AIG Is Thinking
About Suing the Government for Bailing It Out
By Adam Clark
Estes | The Atlantic Wire – Mon, Jan 7, 2013
It's been
almost five years since AIG's stock dropped 60 percent in a day leaving the
company doomed to failure, when Uncle Sam swooped in with $182 billion to
rescue it. But AIG must have a short memory, because on Monday night news
emerged that the insurance company is
actually thinking about suing the U.S. government over the bailout
that saved it.
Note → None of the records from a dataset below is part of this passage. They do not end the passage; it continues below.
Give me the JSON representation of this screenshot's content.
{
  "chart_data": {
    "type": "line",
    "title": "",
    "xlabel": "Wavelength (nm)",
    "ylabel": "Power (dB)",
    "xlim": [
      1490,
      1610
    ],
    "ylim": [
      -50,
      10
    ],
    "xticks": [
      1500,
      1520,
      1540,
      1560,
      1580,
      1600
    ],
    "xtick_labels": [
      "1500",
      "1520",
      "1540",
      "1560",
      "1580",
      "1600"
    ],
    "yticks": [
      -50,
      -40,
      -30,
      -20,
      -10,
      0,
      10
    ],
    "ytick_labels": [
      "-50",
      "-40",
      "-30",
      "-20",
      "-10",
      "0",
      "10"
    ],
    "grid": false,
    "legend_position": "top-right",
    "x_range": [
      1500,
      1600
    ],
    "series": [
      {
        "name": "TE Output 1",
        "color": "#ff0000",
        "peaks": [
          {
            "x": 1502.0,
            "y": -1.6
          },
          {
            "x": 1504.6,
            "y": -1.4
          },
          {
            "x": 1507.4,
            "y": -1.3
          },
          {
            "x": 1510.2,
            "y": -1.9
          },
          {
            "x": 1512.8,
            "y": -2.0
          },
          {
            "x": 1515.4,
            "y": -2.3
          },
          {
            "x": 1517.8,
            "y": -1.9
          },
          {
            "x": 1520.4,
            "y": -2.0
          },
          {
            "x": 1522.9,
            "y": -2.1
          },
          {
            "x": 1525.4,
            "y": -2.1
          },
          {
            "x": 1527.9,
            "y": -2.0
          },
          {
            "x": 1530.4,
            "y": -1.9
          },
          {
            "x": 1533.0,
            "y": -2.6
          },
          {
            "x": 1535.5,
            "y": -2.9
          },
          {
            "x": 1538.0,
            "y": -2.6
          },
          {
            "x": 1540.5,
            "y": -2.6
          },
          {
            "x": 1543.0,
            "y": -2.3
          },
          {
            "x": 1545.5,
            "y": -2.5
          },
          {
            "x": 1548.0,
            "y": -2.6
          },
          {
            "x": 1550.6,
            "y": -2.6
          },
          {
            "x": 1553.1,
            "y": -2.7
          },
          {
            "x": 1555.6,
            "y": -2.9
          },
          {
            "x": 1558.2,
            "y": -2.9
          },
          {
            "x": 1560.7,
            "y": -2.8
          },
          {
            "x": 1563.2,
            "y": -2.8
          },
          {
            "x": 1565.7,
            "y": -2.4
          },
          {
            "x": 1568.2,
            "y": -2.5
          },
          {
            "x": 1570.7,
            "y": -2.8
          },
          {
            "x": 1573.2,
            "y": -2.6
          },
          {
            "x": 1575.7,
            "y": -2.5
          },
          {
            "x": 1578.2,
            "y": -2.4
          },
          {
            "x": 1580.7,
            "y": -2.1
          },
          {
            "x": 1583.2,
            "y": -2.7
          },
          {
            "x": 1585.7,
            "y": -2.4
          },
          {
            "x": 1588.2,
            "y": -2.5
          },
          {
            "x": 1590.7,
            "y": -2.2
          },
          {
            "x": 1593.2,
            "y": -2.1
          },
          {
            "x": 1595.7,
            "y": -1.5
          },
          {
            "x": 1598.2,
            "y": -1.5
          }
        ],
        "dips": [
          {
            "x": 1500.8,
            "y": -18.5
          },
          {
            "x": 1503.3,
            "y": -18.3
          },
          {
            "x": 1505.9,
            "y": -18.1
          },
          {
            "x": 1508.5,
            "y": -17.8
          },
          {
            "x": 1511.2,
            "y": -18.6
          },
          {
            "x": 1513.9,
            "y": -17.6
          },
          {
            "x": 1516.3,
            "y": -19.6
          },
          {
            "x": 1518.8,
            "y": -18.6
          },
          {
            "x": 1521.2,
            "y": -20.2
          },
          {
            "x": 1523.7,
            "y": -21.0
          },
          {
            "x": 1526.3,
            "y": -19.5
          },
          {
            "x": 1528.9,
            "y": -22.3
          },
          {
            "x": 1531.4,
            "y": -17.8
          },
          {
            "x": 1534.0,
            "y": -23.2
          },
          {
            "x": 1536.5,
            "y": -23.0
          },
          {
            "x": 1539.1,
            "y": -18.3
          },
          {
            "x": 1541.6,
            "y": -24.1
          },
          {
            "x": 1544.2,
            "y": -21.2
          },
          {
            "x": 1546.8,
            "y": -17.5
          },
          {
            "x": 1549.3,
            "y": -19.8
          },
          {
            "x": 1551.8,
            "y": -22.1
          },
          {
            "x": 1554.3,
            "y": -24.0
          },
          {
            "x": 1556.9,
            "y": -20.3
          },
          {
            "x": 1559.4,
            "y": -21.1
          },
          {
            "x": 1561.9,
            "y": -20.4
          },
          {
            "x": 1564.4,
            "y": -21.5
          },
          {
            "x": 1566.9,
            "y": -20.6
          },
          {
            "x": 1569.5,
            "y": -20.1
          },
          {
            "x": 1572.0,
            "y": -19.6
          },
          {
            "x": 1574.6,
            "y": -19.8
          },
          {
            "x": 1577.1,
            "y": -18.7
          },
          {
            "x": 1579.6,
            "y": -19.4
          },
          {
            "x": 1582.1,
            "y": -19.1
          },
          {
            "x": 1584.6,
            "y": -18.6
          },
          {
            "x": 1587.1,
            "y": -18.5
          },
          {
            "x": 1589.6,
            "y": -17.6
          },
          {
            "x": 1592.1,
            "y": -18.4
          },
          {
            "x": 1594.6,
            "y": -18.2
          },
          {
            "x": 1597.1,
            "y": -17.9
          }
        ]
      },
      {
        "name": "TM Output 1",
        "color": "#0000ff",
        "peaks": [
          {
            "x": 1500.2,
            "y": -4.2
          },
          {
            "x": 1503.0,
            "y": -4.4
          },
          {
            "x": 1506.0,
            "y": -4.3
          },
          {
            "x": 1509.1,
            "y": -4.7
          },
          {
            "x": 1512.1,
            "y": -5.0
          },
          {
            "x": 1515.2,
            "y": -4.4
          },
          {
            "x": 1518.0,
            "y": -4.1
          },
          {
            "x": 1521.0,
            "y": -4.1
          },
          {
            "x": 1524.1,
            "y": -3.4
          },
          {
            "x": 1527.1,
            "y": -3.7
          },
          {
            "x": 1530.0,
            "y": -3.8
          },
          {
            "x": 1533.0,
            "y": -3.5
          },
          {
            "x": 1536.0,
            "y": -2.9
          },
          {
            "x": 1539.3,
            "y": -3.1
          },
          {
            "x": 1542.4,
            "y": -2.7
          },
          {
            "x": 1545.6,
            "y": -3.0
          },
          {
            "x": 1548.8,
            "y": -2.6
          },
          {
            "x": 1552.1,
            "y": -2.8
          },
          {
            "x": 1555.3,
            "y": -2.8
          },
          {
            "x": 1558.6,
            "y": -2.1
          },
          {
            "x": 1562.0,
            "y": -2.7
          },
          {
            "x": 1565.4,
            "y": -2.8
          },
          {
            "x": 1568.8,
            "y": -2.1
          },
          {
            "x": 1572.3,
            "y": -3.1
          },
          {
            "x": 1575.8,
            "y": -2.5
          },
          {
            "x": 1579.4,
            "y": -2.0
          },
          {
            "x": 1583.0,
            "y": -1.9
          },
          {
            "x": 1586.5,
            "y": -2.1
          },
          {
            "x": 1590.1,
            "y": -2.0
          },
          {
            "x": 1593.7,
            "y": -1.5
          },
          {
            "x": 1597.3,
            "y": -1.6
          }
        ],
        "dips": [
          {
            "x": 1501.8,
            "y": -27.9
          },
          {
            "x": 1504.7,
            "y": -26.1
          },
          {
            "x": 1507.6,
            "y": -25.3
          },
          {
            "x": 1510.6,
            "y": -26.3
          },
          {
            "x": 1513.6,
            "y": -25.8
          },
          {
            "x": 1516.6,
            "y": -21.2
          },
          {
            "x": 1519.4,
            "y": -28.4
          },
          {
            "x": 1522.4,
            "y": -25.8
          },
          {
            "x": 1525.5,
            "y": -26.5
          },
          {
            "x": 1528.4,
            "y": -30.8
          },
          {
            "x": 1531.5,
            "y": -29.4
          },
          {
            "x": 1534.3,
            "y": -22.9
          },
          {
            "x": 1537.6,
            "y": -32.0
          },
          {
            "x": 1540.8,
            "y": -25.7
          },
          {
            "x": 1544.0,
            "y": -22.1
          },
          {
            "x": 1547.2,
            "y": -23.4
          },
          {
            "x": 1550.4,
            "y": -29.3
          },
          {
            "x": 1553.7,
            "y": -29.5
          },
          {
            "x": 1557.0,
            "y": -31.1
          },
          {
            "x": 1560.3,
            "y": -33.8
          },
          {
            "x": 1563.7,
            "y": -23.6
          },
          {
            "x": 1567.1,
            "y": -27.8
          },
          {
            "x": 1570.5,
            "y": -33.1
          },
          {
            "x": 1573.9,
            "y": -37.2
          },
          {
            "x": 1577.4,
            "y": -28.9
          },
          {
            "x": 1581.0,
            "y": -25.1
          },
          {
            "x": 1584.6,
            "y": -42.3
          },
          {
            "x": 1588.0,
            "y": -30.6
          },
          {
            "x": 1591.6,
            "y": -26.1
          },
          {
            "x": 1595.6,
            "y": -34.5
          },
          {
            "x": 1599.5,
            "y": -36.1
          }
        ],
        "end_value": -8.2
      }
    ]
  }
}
The board will discuss the idea with shareholders at a
meeting on Wednesday.
It's not so
much that AIG's mad the government bailed them out. (They wouldn't be around to
be mad if it hadn't.) They just wish they'd done it a little bit
differently. "The lawsuit does not argue that government help was not needed," The New York
Times reports. "It contends that the onerous nature of the
rescue -- the taking of what became a 92 percent stake in the company, the
deal's high interest rates and the funneling of billions to the insurer's Wall
Street clients -- deprived shareholders of tens of billions of dollars and
violated the Fifth Amendment, which prohibits the taking of private property for
'public use, without just compensation.'" Does that kind of bad attitude
count as "looking the gift horse in the mouth" or "biting the
hand that feeds you?" Or both?
The timing of
AIG's potential lawsuit is a little bit curious. The company just finished paying the government back about a
month ago, when the Treasury Department announced the sale of its last batch of
AIG shares -- at
a profit nonetheless. Then a week ago, AIG launched a
rah-rah ad campaign with the tagline "Thank You America" to show
just how much it appreciates taxpayers saving its butt.
But that's
not the message that suing the government for putting up the cash sends, is it?
A professor of law and finance at the University of San Diego told The
Times, "On the one hand, from a corporate governance
perspective, it appears they're being extra cautious and careful. On the
other hand, it's a slap in the face to the taxpayer and the government."